Alas, on Wed., my back HURT with each and every movement, but I had theatre tickets, expensive ones, and I was determined to go, enjoy lunch with friends and see this oh, so funny production. The bus ride is about an hour and a half each way-ill advised for anyone plagued with back pain. The day was wonderful, but the next day... The next day, I could not move-no, really, could NOT move. The slightest twitch sent electric shock pains through my body.
It's been exactly a week since the great rug unrolling debacle. I've spent the better part of each day either in a recliner or my bed. Lord, knows recliners are hulking, ugly pieces of furniture, but I have come to know the inner beauty of a Lazy Boy recliner! Gratefully, our bed has a head and foot raising option-hence the need of a carjack to lift it when placing a rug beneath it. I have made great use of this function. It has enabled some independence in getting out of bed.
Yesterday, I went to the doctor. He prescribed a muscle relaxer and pain killers, only to be taken at night and affirmed that I needed to lay low, use heat. Today, after a wonderful, restorative sleep, I was able to get out of the bed without sound effects! Of late, I've sounded like I'm giving birth at the moment I rise. Within minutes, I was strongly reminded that, though I've made progress, I have a long way to go...sigh.
This has been a journey, a time of forced rest, relaxation, reflection, and regrouping. The timing of this event was almost providential. At the suggestion of a dear friend, with whom I share a number of strongly held beliefs, I had just finished reading One Thousand Gifts by Ann Voskamp. This book and it's message touched me deeply. I had committed to the idea of looking for and documenting gifts. I've done this on and off for years. My list has always been topped with my family and friends- the undeniably greatest earthly sources of my joy ( and, who are we kidding, heartache!). I do thank God each and everyday for these, His most valuable gifts to me, but there are so many, many more- the gifts I take for granted, the gifts I don't even notice because I'm just "too busy" with the stuff of life.

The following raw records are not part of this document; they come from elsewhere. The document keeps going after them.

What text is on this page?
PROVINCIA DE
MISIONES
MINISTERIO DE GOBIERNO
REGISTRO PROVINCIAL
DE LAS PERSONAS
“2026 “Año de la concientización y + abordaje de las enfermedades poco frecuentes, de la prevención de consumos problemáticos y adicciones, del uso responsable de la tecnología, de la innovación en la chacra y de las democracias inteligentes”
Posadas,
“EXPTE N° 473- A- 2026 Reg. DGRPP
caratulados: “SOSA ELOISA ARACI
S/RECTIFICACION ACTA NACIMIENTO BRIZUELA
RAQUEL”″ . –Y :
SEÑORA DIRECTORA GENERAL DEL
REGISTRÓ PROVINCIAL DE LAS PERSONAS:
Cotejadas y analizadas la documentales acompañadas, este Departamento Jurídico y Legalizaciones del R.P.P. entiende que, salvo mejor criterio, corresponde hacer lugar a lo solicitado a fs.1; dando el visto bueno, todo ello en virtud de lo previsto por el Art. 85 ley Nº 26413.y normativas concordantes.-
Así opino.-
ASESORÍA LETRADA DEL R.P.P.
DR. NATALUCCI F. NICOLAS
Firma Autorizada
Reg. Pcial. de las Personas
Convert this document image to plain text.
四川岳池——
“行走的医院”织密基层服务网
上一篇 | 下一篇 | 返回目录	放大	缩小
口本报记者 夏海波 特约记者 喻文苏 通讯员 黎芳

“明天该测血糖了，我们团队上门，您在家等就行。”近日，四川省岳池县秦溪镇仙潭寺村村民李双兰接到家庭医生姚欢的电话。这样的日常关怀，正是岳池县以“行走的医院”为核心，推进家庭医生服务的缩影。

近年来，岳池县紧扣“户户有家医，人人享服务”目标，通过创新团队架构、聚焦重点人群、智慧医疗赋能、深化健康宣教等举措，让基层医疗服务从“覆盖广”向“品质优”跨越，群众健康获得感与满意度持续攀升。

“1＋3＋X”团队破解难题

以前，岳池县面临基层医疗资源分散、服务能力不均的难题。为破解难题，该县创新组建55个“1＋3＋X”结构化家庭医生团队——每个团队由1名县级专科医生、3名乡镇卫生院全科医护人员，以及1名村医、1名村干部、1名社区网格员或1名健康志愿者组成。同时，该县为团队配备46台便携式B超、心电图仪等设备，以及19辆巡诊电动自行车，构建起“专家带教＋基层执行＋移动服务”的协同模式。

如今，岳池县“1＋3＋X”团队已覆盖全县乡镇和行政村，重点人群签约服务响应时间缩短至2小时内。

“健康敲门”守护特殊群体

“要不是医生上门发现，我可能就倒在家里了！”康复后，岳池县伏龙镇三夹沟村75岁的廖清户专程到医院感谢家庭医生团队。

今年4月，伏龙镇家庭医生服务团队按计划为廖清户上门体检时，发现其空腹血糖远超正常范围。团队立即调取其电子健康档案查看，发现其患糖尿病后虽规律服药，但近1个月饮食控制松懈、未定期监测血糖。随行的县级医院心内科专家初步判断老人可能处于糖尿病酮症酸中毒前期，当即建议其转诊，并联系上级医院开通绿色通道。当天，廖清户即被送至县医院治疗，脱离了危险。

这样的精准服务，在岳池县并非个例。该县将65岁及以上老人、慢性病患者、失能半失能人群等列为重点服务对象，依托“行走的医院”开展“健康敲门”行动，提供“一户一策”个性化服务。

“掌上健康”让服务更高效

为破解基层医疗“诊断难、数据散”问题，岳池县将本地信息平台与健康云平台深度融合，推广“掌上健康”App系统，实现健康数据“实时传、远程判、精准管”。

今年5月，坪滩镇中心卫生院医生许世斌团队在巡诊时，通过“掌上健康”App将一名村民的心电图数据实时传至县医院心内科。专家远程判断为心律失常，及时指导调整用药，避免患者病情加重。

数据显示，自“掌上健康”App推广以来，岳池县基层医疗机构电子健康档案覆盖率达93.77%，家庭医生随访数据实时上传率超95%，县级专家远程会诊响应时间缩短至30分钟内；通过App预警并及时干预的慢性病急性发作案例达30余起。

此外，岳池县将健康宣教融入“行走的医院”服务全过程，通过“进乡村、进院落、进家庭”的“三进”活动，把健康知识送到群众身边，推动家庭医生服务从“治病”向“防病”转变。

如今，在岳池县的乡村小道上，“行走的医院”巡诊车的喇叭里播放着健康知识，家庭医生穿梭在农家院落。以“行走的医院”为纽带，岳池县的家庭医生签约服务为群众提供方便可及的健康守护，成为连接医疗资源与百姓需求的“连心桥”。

So, now, I'm not so busy. It's really easy for me to get down, and when I'm hurting and frustrated, well, I can get downright miserable, but I was determined to use this healing time more wisely. I miss the daily activities I sometimes dread, but when I can't do them, I certainly appreciate the ability to do them.
Crafting, creating gives me joy. I love the process, and I love sharing this with others, but, for now, I cannot engage, so my blog sits in cyber space- that's fine, really. Few visit here unless they're required to to enter a blog hop- I get it. Life's crazy busy, and we are all on sensory overload and so, so many of us are putting out our thoughts, ideas, and creations. While Brene Brown speaks of our culture of scarcity(my new mantra thanks to Brene-Enough, and more than enough)- never enough ( yeah, I love her writing, too), there really are enough, more than enough, of us sharing in the blog-a-sphere. I'm not writing this for anyone other than me, really- but publishing makes me vulnerable, and if I touch even one person's heart, then it serves a purpose.
I am still. I notice the warmth of the sunshine, how the sunlight streams into the room, bounces of the glass table top. I look out the window and see the leaves- bright oranges, yellows, and reds, a celebration as they joyfully let go for their upcoming winter slumber. My little dogs recognize that something isn't right-they don't leave my side. I am comforted by their warm little bodies pressed next to mine, the rhythm of their steady breath. As word leaks out into our little town, a few phone calls, some sweet emails, a meal...
The daily miracles-answered prayers both big and small. Daily meditations-gratitude-leave it to Oprah!
And, my family, my wonderful, sometimes dis-functional family... I notice my husband's kindness in ways I often overlook, his compassion, caring-a gentle, loving giant. He supports me in so many ways. My children call and text- words of love and caring, commitment and concern for me, for one another. I am so proud of them, so grateful for them. My new son, my son-in-law, called just to tell me he loves me, us, his new family. What a wonderful young man! My granddaughter, just a baby, doesn't even know how much I love her- perhaps will not be able to even wrap her mind and heart around it until she one day becomes a grandmother.
I am healing, and soon, my world will expand, again-a gift! While this has been a painful interlude, and I do NOT wish to repeat it, it has been a meaningful time...a gift.